Hindustan Ambassador


60 years ago this month Hindustan Motors of India launched the Hindustan Ambassador. There were just a few improvements and changes over its production hat ended in 2014. The Ambassador was based on the Morris Oxford series III model, first made by Morris Motors Limited at Cowley, Oxford in the United Kingdom from 1956 to 1959.
The Ambassador was the first car to be made in India and was once a status symbol, but began losing its dominance in the mid-1980s when Maruti Suzuki introduced its low-priced 800 hatchback. It lost further cachet and market share when global automakers began setting up shop in India in the mid-1990s, offering models with contemporary designs and technology. The Ambassador has remained the choice of a dwindling share of bureaucrats and politicians, usually in white with a red beacon on top and a chauffeur at the wheel. It is also still in use as a taxi in some Indian cities.

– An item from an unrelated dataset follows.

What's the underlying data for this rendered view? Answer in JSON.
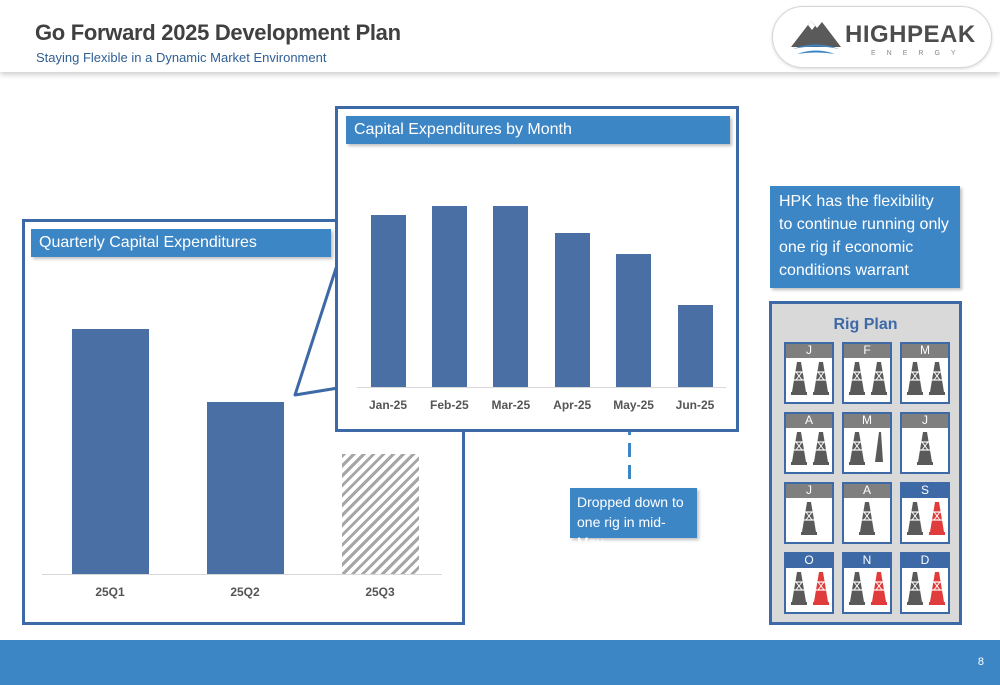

Despite its British origins, the Ambassador is considered as a definitive Indian car and is fondly called the “king of Indian roads”.The automobile was manufactured by Hindustan Motors at its Uttarpara plant near Kolkata, West Bengal. When the Birlas wanted a new model to replace their already old Hindustan models based on the Morris Oxford Series Il (Hindustan Landmaster), they scouted for the new Morris Oxford Series III. The car initially came with a side-valve engine but was later improved to an overhead-valve engine. Also the car at that point was quite an innovation with a fully enclosed monocoque chassis, which is why it is spacious inside.
Hindustan Motors Limited (HM), India’s pioneering automobile manufacturing company and flagship company of the C.K. Birla Group, was established just before Indian independence, in 1942 by B.M. Birla. They began operations in a small assembly plant in Port Okha near Gujarat by assembling the then Morris 10 as the Hindustan 10. The Morris MO Series models (the earlier one and its next model with a new front grille) were by 1949 introduced, as the Hindustan 14. The production continued till 1954, after which the Landmaster based on the Morris Oxford Series II was introduced, with the same 1476 cc side valve engine, drawn from the earlier Hindustan 14.The same engine was used for the older Ambassadors Mark I from 1958 till 1960.
The car was briefly imported to the United Kingdom in 1993 (as the Fullbore Mark 10). The cars were retrofitted with a heater and seat belts in order to comply with European safety legislation, but only a tiny number were ever sold, and the importer went into liquidation.
Production of Hindustan Ambassador at its plant outside the city of Kolkata was ended due to weak demand and financing problems. Prior to the cancellation, the company had sold 2,200 Ambassadors in the financial year which ended in March 2014.